Long-chain 3-hydroxyacyl-CoA dehydrogenase (LCHAD) deficiency is an autosomal recessive disorder of mitochondrial fatty acid oxidation. Apart from life-threatening metabolic derangement with hypoketotic hypoglycemia, patients often show liver disease, cardiomyopathy, and neuropathy. A common mutation (1528G>C) in the gene coding for the alpha-subunit of the mitochondrial trifunctional protein harboring LCHAD activity is found in 87% of the alleles of patients. LCHAD is considered a rare disorder with only 63 patients reported in the literature.
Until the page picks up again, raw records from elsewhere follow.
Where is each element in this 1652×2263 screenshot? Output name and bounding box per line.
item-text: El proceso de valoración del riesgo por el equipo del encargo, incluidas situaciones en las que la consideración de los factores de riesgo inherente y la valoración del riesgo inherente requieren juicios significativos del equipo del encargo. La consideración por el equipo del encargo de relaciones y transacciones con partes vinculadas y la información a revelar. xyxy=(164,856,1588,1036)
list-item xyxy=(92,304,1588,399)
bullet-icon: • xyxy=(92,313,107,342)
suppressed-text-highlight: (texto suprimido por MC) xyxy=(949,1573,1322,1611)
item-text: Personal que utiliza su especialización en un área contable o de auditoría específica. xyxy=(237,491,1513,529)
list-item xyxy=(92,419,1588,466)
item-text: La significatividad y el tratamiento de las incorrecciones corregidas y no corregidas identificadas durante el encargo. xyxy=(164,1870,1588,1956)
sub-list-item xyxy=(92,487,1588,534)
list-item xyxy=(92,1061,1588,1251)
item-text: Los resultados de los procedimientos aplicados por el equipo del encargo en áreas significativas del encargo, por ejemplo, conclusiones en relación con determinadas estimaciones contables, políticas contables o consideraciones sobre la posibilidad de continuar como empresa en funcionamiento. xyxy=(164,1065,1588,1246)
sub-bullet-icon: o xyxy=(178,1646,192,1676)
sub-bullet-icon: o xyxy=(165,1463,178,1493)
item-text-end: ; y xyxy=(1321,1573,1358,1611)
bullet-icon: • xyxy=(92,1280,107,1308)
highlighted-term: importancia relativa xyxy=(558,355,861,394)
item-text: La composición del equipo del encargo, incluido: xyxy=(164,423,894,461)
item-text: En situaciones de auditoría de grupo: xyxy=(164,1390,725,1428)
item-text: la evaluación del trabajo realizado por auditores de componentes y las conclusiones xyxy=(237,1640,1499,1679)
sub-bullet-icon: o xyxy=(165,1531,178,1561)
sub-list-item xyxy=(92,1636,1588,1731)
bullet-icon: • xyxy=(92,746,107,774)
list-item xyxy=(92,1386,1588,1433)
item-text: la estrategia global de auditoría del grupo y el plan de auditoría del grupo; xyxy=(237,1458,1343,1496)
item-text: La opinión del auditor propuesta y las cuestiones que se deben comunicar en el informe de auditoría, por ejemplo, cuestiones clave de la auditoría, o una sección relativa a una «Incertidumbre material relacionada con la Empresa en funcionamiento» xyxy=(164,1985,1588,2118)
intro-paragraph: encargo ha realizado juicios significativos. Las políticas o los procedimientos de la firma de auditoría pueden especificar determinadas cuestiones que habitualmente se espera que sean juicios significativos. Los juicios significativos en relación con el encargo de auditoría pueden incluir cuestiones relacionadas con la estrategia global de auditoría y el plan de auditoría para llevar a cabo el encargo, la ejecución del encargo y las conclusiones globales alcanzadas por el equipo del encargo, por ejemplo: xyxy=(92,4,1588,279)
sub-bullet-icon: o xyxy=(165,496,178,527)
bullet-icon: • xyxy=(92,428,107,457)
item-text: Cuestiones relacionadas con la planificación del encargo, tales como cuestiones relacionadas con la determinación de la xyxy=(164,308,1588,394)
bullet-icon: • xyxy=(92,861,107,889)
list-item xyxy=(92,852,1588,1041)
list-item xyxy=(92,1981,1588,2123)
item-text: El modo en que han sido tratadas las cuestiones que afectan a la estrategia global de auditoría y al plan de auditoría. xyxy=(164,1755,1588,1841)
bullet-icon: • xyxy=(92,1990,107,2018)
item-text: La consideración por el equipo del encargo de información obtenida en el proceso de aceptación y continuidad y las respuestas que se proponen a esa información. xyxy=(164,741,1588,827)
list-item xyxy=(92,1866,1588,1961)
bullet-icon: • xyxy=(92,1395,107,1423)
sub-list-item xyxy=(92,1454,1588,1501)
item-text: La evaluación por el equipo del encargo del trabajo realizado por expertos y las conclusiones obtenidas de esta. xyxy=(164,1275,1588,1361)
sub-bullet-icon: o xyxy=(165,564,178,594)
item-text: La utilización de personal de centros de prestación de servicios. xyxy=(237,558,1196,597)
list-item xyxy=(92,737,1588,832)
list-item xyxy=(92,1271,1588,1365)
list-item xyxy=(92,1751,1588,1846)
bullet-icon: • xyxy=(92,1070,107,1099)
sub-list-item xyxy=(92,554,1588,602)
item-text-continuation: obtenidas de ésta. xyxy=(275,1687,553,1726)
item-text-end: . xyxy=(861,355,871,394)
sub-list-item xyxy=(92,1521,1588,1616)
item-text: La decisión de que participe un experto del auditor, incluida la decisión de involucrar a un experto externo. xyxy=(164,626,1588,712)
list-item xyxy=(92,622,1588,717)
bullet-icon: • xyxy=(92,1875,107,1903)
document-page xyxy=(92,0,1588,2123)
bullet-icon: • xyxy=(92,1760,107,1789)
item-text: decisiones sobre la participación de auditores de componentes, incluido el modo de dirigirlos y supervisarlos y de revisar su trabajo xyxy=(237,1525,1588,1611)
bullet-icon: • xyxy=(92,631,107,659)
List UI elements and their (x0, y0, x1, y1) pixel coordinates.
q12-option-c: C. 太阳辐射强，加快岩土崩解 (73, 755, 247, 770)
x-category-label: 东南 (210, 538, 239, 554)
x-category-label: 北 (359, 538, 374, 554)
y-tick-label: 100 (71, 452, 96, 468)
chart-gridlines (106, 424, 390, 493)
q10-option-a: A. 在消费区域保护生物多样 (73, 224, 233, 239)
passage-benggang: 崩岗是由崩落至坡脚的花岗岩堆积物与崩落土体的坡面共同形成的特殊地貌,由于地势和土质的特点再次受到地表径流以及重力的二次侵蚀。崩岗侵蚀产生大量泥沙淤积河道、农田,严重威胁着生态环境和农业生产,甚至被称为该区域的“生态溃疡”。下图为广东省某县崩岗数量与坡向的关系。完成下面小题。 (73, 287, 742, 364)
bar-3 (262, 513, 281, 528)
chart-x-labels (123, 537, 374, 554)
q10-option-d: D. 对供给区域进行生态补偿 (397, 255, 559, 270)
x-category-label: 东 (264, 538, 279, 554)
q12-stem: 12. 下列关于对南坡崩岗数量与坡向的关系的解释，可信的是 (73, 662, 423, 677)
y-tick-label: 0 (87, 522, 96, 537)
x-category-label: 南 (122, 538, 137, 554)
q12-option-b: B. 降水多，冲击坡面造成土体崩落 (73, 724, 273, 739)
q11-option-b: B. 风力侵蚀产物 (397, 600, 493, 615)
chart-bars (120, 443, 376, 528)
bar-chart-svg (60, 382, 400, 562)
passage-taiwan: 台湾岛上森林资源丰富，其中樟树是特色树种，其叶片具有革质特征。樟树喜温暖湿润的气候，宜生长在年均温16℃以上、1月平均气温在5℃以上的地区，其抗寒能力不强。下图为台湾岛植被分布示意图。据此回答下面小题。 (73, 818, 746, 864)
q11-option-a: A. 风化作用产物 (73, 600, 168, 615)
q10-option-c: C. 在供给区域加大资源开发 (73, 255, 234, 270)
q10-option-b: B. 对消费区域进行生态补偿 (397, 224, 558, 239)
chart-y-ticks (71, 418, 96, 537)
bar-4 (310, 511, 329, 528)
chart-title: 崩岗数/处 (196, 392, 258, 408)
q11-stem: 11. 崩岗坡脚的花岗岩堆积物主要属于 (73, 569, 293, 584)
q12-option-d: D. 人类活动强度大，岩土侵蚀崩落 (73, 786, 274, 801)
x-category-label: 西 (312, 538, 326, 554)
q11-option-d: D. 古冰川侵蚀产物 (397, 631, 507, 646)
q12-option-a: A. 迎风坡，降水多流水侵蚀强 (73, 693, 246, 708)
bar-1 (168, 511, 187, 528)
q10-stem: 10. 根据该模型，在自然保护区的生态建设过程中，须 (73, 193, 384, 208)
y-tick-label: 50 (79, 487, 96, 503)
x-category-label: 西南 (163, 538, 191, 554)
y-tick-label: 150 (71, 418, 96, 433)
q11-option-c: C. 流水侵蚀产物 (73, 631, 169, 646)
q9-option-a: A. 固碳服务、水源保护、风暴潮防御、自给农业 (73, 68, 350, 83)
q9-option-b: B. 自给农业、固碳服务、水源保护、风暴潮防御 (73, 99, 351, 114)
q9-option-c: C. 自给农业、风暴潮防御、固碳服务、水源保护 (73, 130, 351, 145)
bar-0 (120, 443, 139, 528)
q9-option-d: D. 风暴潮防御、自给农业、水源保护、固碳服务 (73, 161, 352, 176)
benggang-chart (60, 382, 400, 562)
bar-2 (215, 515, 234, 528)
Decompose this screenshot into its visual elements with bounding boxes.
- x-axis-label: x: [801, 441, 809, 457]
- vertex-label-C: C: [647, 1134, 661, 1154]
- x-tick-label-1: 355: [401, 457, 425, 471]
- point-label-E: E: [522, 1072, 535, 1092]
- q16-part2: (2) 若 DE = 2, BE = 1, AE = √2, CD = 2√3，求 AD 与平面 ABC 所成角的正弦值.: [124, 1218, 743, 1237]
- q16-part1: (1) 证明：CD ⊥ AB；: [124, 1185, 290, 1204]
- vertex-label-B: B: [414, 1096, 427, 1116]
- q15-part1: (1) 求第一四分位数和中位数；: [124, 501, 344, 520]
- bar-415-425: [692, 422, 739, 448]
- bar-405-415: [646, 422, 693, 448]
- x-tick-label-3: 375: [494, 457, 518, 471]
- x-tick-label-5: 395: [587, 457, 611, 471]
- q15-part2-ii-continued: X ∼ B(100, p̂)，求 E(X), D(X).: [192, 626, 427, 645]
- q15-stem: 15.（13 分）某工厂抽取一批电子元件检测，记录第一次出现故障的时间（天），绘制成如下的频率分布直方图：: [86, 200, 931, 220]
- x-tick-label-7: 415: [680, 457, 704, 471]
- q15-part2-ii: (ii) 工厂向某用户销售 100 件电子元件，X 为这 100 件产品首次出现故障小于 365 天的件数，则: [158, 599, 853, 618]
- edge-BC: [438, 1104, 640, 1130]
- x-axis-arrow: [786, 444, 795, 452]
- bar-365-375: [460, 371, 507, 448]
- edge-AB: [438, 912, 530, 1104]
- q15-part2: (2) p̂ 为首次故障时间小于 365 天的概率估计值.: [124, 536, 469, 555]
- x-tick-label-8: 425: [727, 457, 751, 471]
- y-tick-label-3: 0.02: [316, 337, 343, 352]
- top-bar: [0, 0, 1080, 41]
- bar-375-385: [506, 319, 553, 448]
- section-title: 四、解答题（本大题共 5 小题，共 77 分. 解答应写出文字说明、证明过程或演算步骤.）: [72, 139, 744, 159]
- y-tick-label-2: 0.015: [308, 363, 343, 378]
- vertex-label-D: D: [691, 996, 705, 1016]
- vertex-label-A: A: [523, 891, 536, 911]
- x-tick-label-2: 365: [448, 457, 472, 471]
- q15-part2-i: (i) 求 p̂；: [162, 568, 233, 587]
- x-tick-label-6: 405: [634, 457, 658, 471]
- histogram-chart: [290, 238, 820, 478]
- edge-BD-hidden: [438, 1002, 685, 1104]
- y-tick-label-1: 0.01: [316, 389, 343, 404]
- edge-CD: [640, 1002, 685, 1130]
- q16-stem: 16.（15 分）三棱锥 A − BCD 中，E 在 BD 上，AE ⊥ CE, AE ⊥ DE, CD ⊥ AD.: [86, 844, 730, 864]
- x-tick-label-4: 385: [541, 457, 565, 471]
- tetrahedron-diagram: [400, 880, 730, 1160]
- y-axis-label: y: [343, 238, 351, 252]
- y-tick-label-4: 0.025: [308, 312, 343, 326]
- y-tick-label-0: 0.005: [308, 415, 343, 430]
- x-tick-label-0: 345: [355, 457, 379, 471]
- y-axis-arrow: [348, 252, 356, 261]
Whether this is due to a truly low prevalence of the disorder or because many patients remain unrecognized as a result of aspecific symptomatology is not clear. A remarkable association between LCHAD deficiency and the hemolysis, elevated liver enzymes, and low platelets (HELLP) syndrome, which is a severe complication of pregnancy, has been reported. Because of this, we studied the frequency of the common LCHAD mutation in the Dutch population by analyzing 2,047 Guthrie cards and 113 women who had suffered from HELLP syndrome. To be able to perform this large-scale study in dried bloodspots, we developed a new sensitive PCR-restriction fragment length polymorphism method. The carrier frequency for the common LCHAD mutation in the Dutch population was found to be low (1:680), consistent with the observed low incidence of the disorder. In the group of women with a history of HELLP syndrome, the prevalence of the common LCHAD mutation was also low (1:113). We conclude that LCHAD deficiency is, indeed, a rare disorder and that heterozygosity for the common mutation is not a major cause of the HELLP syndrome.